While Sellars had gained significant experience working as a drug and family counselor—doing psychological testing on children and adolescents and teaching undergraduate psychology courses—she did not find complete fulfillment in her work.
“With teaching, I was able to see a gradual change in students' understanding of the field of psychology. I was given the privilege of watching them learn and be excited and fascinated,” she says. “I really enjoyed it, but it wasn't the kind of life-changing work I felt I was meant to do.”
Sellars explains how her decision to pursue a field of work that “made an immediate impact” got started. “I'd always grown up serving others and I just wanted to fall back on that,” she says.
When community officials expressed the need for a food pantry and a director, she “hopped on board. It was divine timing,” she recalls. “It was exactly what I was looking for, and I'm loving every minute of it.”
By joining Harvesting for Hope in December of 2010, Sellars was able to focus on what she enjoyed most: taking care of others.
“I am a Christian and I've grown up knowing that feeding, clothing, housing, listening, sharing and loving are what my life is supposed to be about, and now I've made a career of it,” Sellars says. “ It's amazing to see an immediate change in someone's life due to someone else reaching out to them and helping them meet their basic needs.”
Despite not directly using her degree in her new field of work, she continues to “keep it in [her] back pocket.”
“I honestly get a thrill working with people through difficult relationships and life experiences,” she says. “That just gets my mental juices flowing.”
Sellars describes her daily work at the food pantry as being “hectic, crazy, and always full of surprises, but also a blast.” As executive director for both Harvesting Hope Food Pantry and Soup Kitchen as well as The Hand Up Group, her job entails not only feeding the 20 percent of people in Boyle County living under the poverty line, but also housing the homeless in a transitional living facility that helps them get back on their feet.
“We provide them with food and shelter while helping them find a job and get back to a place of financial stability,” she says. “On any given day, I am running around picking up food someone has donated to us, unloading trucks of food, picking up bedding and other housing materials for families all over town in need, talking to any given number of people on the phone, fundraising, paying our bills, keeping lines of communication open with donors, picking up supplies, getting to know the people we're helping, going to meeting in the community, networking with community members and businesses, and just enjoying the company of everyone around me who is also doing this work.”

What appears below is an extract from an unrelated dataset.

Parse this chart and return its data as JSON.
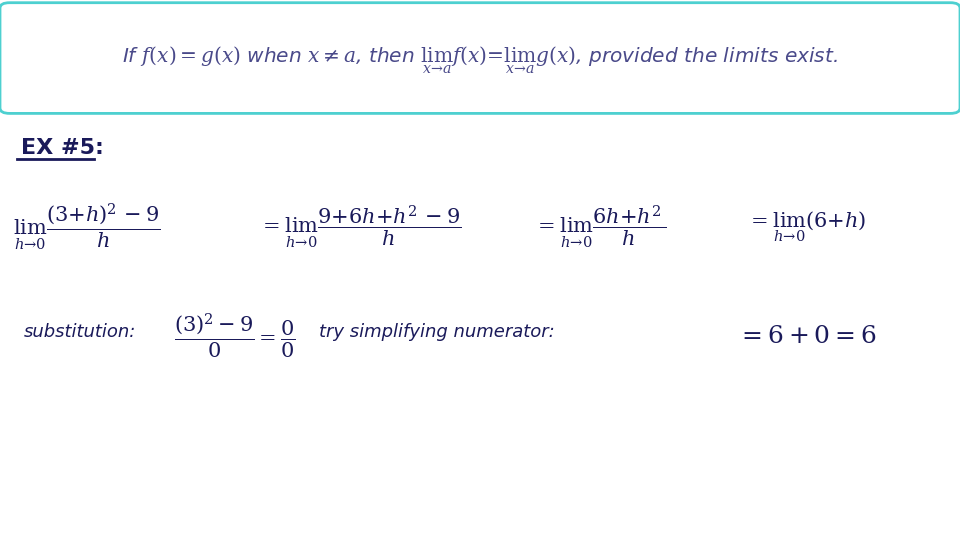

When contemplating the future of the center, Sellars shares her hope of someday reaching 100 percent of those in need of food assistance every month through the efforts of the food pantry and soup kitchen.
“I pray that, through what we are doing, we will start to see the numbers of those who are at risk for hunger decrease,” she says. “I'd also like for Harvesting Hope to become healthier financially through the joint efforts of community members and businesses.”
Additionally, Sellars has set a goal to eventually replicate the pantry in other counties across Kentucky that need them—“once Harvesting Hope here in Boyle County is running like a well-oiled machine.”
Reflecting on the path that she has taken in life, Sellars shares a piece of valuable advice: “If you want to have a career that you love and one that makes a direct, immediate, life-changing impact on the community, pursue it. Get out there, make your life about something you believe in and make a difference.”
Following this advice, Sellars has been able to find the fulfillment and happiness in life that she had been looking for.
“I get to watch hurt, scared, desperate people walk through our doors not expecting kindness or much help of any kind, and then after being treated like they deserve to be treated, after eating a good meal, sharing a kind conversation with a compassionate volunteer or staff member, getting their groceries for the month, experiencing unconditional love and receiving the help they really need, they walk out of our doors with a smile on their face and hope,” she says. “Being able to bring hope to someone who feels hopeless is an indescribable feeling.”